Just to be clear this does not mean that you are transferring the IP to Wayra. It will be one of your company’s assets and your company will be owned by its shareholders. This clause only has effect to the extent that such assignment has not already occurred. If you have transferred the IP already, then this clause re-confirms it.
What are the ‘Protective Provisions’ at Clause 10?
This section sets out certain important business decisions that we would need to be involved in as they could have a material effect on your company and our investment. When the loan notes convert we expect you to ensure that your new investors agree to Wayra having these rights and also some basic commonly found rights around minority shareholder protection set out in clause 10.2. However, most of these will fall away where we convert to shares and you have proper minority shareholding rights provided with sufficient safe majority rule voting structure.
Can you explain the thinking behind the “other rights” in clause 11?
Here Wayra and Novartis are asking you to discuss any potential product commercialisation with us before anyone else and then allow us commercial access to your products on the same terms as other third parties. We have made it clear that this will be on a non-exclusive basis and that you can continue any pre-existing commercial discussions with other parties provided that you have disclosed these to us. The purpose of this clause is not to restrict your business – rather we believe that the Novartis and Telefonica groups may be able to offer you a fantastic platform to successfully commercialise your products. Therefore they should not be seen as a barrier to working with other people (something which Wayra supports and actively encourages).
I’ve noticed that I need to get Wayra’s consent to do certain things, what does this involve?
Wayra adopts as “light touch” a position as possible and aims to restrict their consent rights to the big issues. Most of Wayra’s consents can’t be “unreasonably withheld or delayed” and are usually granted very quickly. It’s not in Wayra’s interests to stop or delay your company making important decisions. We want your business to be a success as much as you do!

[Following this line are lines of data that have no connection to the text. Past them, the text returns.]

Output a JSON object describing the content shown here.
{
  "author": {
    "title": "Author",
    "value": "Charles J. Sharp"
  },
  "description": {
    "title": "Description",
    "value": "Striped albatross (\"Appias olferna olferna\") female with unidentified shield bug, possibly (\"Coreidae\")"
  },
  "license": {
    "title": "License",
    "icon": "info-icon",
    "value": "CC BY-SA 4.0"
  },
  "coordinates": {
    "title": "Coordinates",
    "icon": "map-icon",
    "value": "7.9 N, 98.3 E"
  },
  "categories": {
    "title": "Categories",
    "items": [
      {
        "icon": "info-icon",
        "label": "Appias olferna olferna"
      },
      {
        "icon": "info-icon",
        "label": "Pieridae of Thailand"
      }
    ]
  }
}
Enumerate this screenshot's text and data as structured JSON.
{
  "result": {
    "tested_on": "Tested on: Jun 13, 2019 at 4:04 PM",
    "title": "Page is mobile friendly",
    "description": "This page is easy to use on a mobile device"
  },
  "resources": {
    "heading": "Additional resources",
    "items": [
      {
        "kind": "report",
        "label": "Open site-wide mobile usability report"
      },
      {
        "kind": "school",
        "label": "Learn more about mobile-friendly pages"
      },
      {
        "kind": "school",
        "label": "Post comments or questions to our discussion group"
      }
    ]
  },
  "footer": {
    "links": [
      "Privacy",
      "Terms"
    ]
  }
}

What are the Warranties all about?
In schedule 4 you will find a list of assurances that specific facts or conditions about yourselves and the business are true. If any of the statements are incorrect please bring this to our attention. This helps to encourage mutual trust and ensures that all relevant information is brought to our attention from the outset. The statements are only intended to be accurate on the date you sign the Wayra Agreement.
Can I start in the Wayra office if my agreement isn’t signed yet?
No. Agreements must be signed by any deadline we communicate to you and certainly before the day that you arrive in the Wayra office.
How long am I allowed to stay in the Wayra Office?
According to the contract (and assuming all goes well and you hit your milestones), you will stay in for 8 months. Depending on circumstances, Wayra may choose to extend this period for up to 12 months in total if you so wish (although there’s no guarantee of this) for which the value of the Services is increased by £4,000 per month.
We also may invite you to stick around after this twelve months and should this occur, we can discuss any possible deal then.
Do I need to be registered for VAT?
As the Services provided by Wayra are VATable supplies, you will be required to pay VAT on them. Therefore it is important that you register yourself for VAT as soon as possible so that you can claim back the VAT amount we charge you.
Please note that these FAQs are not intended to provide you with legal advice (which we encourage you to obtain independently) and should not be relied upon in any way or as any sort of substitute for you reading the Wayra Agreement carefully in full. They are simply provided by us in good faith with the intention to make our relationship with you more transparent.
We do have a number of third party independent legal advisers who have left there details should anyone wish to get advice. If you need a list, please let us know and we can send you this list for you to choose to seek assistance here if you wish.